In 1949 George Orwell published the novel 1984. In Orwell’s future, citizens were under constant surveillance by Big Brother. “Big Brother is watching” became a staple in our language, of something to be feared. The fear is that our governments were spying on us, and that we had no real privacy.
Fast forward to 2013 and we discover that Orwell may not have been too off base. Thanks to the leaking of information by Edward Snowden, we discovered that Big Brother was indeed watching. In this case, Big Brother was the U.S. government. More specifically the NSA through the PRISM surveillance program. We learned that huge amounts of data was not only being collected from specific targets, but from all of us. Our phone conversations, our private message conversations, our locations. There was even the revelation of such projects as Drop Out Jeep in which the NSA could turn on the microphone and camera of iPhones to watch and listen to users, all without their knowing.
This enraged the public. We were being spied on! How dare they! And the world truly did change, a little. People became concerned, to an extent, about their privacy. The thought of the governments which we elected and placed in power would have the gall to do such a thing disgusted us. How dare they take the authority which we had given them to spy on us in such a way.
One would think that this would be enough to get people to think critically about the services they were using and what they are doing. Sadly, it did not. Sadly it seems, most of the public simply listens to media and takes what is told to them at face value.
Apple had come forward to deny the accusation of Drop Out Jeep. They claimed that they had never installed back doors in their phones. Numerous internet companies such as the aforementioned Apple, Google, Facebook, and others which were named in Snowden’s leaks have changed the narrative in the world of privacy. They now state they are concerned for our privacy. They state that they are fighting for our privacy. They are taking that fight for our privacy to very extreme lengths. Now, these same companies that were specifically named by Snowden as leaving wide open back doors to PRISM are now refusing to give the governments any help at all, regardless of the reason. Using the outcry of the public against unnecessary spying, these companies are now using encryption as a means to deny the government help in cases of crime or terrorism. A large portion of the public is happy with this. They happily believe that these companies are looking out for their privacy because they are fighting their governments.
There is a critical flaw in this theory. The flaw is that back doors are not needed when there are wide open front doors.
Big Brother is indeed watching. Big Brother is watching more intently than he’s ever watched before. But it’s not the Big Brother most people would recognize. It turns out that Big Brother is not the governments of this world. Instead, Big Brother is commercial companies. The same commercial companies originally listed by Snowden in his leaks. And these commercial companies are not watching us so ensure we are stepping inside the lines, they’re not watching to ensure we follow the laws of the land, they are watching for profit. They are watching to commoditize the user.

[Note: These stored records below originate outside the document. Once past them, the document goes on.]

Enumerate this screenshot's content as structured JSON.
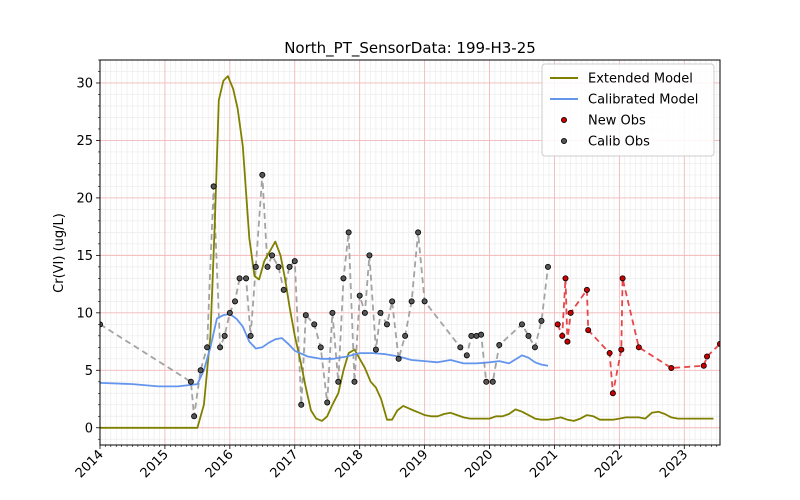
{
  "chart_data": {
    "type": "line",
    "title": "North_PT_SensorData: 199-H3-25",
    "xlabel": "",
    "ylabel": "Cr(VI) (ug/L)",
    "xlim": [
      2014.0,
      2023.55
    ],
    "ylim": [
      -1.5,
      32.0
    ],
    "x_ticks": [
      2014,
      2015,
      2016,
      2017,
      2018,
      2019,
      2020,
      2021,
      2022,
      2023
    ],
    "x_tick_labels": [
      "2014",
      "2015",
      "2016",
      "2017",
      "2018",
      "2019",
      "2020",
      "2021",
      "2022",
      "2023"
    ],
    "y_ticks": [
      0,
      5,
      10,
      15,
      20,
      25,
      30
    ],
    "y_tick_labels": [
      "0",
      "5",
      "10",
      "15",
      "20",
      "25",
      "30"
    ],
    "grid": true,
    "legend_position": "upper right",
    "colors": {
      "extended_model": "#808000",
      "calibrated_model": "#6495ED",
      "new_obs": "#cc0000",
      "new_obs_line": "#e8474a",
      "calib_obs": "#555555",
      "calib_obs_line": "#a3a3a3",
      "major_grid": "#f2b8b8",
      "minor_grid": "#ececec"
    },
    "series": [
      {
        "name": "Extended Model",
        "kind": "line",
        "x": [
          2014.0,
          2015.0,
          2015.4,
          2015.5,
          2015.6,
          2015.7,
          2015.77,
          2015.83,
          2015.9,
          2015.97,
          2016.05,
          2016.12,
          2016.2,
          2016.3,
          2016.38,
          2016.45,
          2016.53,
          2016.62,
          2016.7,
          2016.78,
          2016.85,
          2016.92,
          2017.0,
          2017.08,
          2017.17,
          2017.25,
          2017.33,
          2017.42,
          2017.5,
          2017.58,
          2017.67,
          2017.75,
          2017.83,
          2017.92,
          2018.0,
          2018.08,
          2018.17,
          2018.25,
          2018.33,
          2018.42,
          2018.5,
          2018.58,
          2018.67,
          2018.75,
          2018.83,
          2018.92,
          2019.0,
          2019.1,
          2019.2,
          2019.3,
          2019.4,
          2019.5,
          2019.6,
          2019.7,
          2019.8,
          2019.9,
          2020.0,
          2020.1,
          2020.2,
          2020.3,
          2020.4,
          2020.5,
          2020.6,
          2020.7,
          2020.8,
          2020.9,
          2021.0,
          2021.1,
          2021.2,
          2021.3,
          2021.4,
          2021.5,
          2021.6,
          2021.7,
          2021.8,
          2021.9,
          2022.0,
          2022.1,
          2022.2,
          2022.3,
          2022.4,
          2022.5,
          2022.6,
          2022.7,
          2022.8,
          2022.9,
          2023.0,
          2023.2,
          2023.45
        ],
        "y": [
          0.0,
          0.0,
          0.0,
          0.0,
          2.0,
          8.0,
          18.0,
          28.5,
          30.2,
          30.6,
          29.5,
          27.8,
          24.5,
          16.5,
          13.2,
          12.9,
          14.5,
          15.4,
          16.2,
          15.0,
          13.0,
          10.5,
          8.0,
          6.0,
          3.5,
          1.5,
          0.8,
          0.6,
          1.0,
          2.0,
          3.0,
          5.0,
          6.5,
          6.8,
          6.0,
          5.2,
          4.0,
          3.5,
          2.5,
          0.7,
          0.7,
          1.5,
          1.9,
          1.7,
          1.5,
          1.3,
          1.1,
          1.0,
          1.0,
          1.2,
          1.3,
          1.1,
          0.9,
          0.8,
          0.8,
          0.8,
          0.8,
          1.0,
          1.0,
          1.2,
          1.6,
          1.4,
          1.1,
          0.8,
          0.7,
          0.7,
          0.8,
          0.9,
          0.7,
          0.6,
          0.8,
          1.1,
          1.0,
          0.7,
          0.7,
          0.7,
          0.8,
          0.9,
          0.9,
          0.9,
          0.8,
          1.3,
          1.4,
          1.2,
          0.9,
          0.8,
          0.8,
          0.8,
          0.8
        ]
      },
      {
        "name": "Calibrated Model",
        "kind": "line",
        "x": [
          2014.0,
          2014.5,
          2014.9,
          2015.2,
          2015.5,
          2015.6,
          2015.7,
          2015.8,
          2015.9,
          2016.0,
          2016.1,
          2016.2,
          2016.3,
          2016.4,
          2016.5,
          2016.6,
          2016.7,
          2016.8,
          2016.9,
          2017.0,
          2017.2,
          2017.4,
          2017.6,
          2017.8,
          2018.0,
          2018.2,
          2018.4,
          2018.6,
          2018.8,
          2019.0,
          2019.2,
          2019.4,
          2019.6,
          2019.8,
          2020.0,
          2020.15,
          2020.3,
          2020.5,
          2020.6,
          2020.7,
          2020.8,
          2020.9
        ],
        "y": [
          3.9,
          3.8,
          3.6,
          3.6,
          3.8,
          5.0,
          7.0,
          9.5,
          9.8,
          9.9,
          9.5,
          8.8,
          7.5,
          6.9,
          7.0,
          7.4,
          7.7,
          7.8,
          7.3,
          6.7,
          6.2,
          6.0,
          6.0,
          6.2,
          6.5,
          6.5,
          6.4,
          6.2,
          5.9,
          5.8,
          5.7,
          5.9,
          5.6,
          5.6,
          5.7,
          5.8,
          5.6,
          6.3,
          6.1,
          5.7,
          5.5,
          5.4
        ]
      },
      {
        "name": "New Obs",
        "kind": "scatter+dashed",
        "x": [
          2021.05,
          2021.12,
          2021.17,
          2021.2,
          2021.25,
          2021.5,
          2021.52,
          2021.85,
          2021.9,
          2022.03,
          2022.05,
          2022.3,
          2022.8,
          2023.3,
          2023.35,
          2023.55
        ],
        "y": [
          9.0,
          8.0,
          13.0,
          7.5,
          10.0,
          12.0,
          8.5,
          6.5,
          3.0,
          6.8,
          13.0,
          7.0,
          5.2,
          5.4,
          6.2,
          7.3
        ]
      },
      {
        "name": "Calib Obs",
        "kind": "scatter+dashed",
        "x": [
          2014.0,
          2015.4,
          2015.45,
          2015.55,
          2015.65,
          2015.75,
          2015.85,
          2015.92,
          2016.0,
          2016.08,
          2016.15,
          2016.25,
          2016.32,
          2016.4,
          2016.5,
          2016.58,
          2016.65,
          2016.75,
          2016.83,
          2016.92,
          2017.0,
          2017.1,
          2017.17,
          2017.3,
          2017.4,
          2017.5,
          2017.58,
          2017.67,
          2017.75,
          2017.83,
          2017.92,
          2018.0,
          2018.08,
          2018.15,
          2018.25,
          2018.32,
          2018.42,
          2018.5,
          2018.6,
          2018.7,
          2018.8,
          2018.9,
          2019.0,
          2019.55,
          2019.65,
          2019.72,
          2019.8,
          2019.87,
          2019.95,
          2020.05,
          2020.15,
          2020.5,
          2020.6,
          2020.7,
          2020.8,
          2020.9
        ],
        "y": [
          9.0,
          4.0,
          1.0,
          5.0,
          7.0,
          21.0,
          7.0,
          8.0,
          10.0,
          11.0,
          13.0,
          13.0,
          8.0,
          14.0,
          22.0,
          14.0,
          15.0,
          14.0,
          12.0,
          14.0,
          14.5,
          2.0,
          9.8,
          9.0,
          7.0,
          2.2,
          10.0,
          4.0,
          13.0,
          17.0,
          4.0,
          11.5,
          10.0,
          15.0,
          6.8,
          10.0,
          9.0,
          11.0,
          6.0,
          8.0,
          11.0,
          17.0,
          11.0,
          7.0,
          6.3,
          8.0,
          8.0,
          8.1,
          4.0,
          4.0,
          7.2,
          9.0,
          8.0,
          7.0,
          9.3,
          14.0
        ]
      }
    ]
  }
}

Let’s look back to what the public was outraged about. It was the wholesale spying on our communications. Be they voice calls, emails, or messages sent via different messengers. It was not the wiretapping of criminals, that has gone on for long enough with no complaints by the public. It was the fact that regular law abiding folk was being watched and listened to. The fact of the matter is, that those regular law abiding folk are now being watched and listened to at an even greater extent.
Social media giant Facebook, which also owns Instagram and WhatsApp, tracks us to an extent I believe Project PRISM would be jealous of. They track users location, web history, they have access to millions if not billions of photos of it’s users. It is now being found out that Facebook leaves the mic active on phones using it’s apps, and is scraping information from the so called private messages being sent between users. Google has placed many apps in the Apple App Store, one of the newer ones is a keyboard which will relay information back to Google, with the reasoning that it will provide a better experience to the user. The fact of the matter is it is information being collected on the user, and sent out to a third party. The shocking thing? Apple and Google, who have stated a strong stance against the supposed back doors requested by governments are allowing apps not limited to Facebook and Google full access to their users. The very access they claim to be protecting from governments.
How can we ensure that users fully understand what they are giving up by using these “services”? I think it’s obvious that users do not. All too obvious. Many of these activities carried out by these apps are hidden deep withing EULA agreements which no one ever realistically reads, or camouflaged behind confusing permissions. Do we need further proof? Here’s a perfect test. Do a quick internet search of “turn off location services in Facebook” and you will find hundreds of posts written over the last several years which follow the same pattern. That pattern is as follows;
“Did you know Facebook tracks your location? No one wants that. Here’s how to turn it off”
This is generally followed by a few angry comments from readers that are shocked that Facebook has done such a thing. They will then turn off their location services, and go back to happily using Facebook and on the next Facebook update those location services are turned back on again, with the user none the wiser.
If you’d like further proof, simply read any of the comments on any site which was speaking about the Apple vs. FBI encryption debate. You shall see hundreds of users irate over the idea that the government would have access to the messages of users, all the while gladly handing over this very same information to companies which have absolutely no responsibility to our welfare. The only responsibility these companies have is to profit. And it shows.
If you ask me, the battle over back doors is simply a diversionary tactic. A diversion so that users will not notice that the front door is wide open.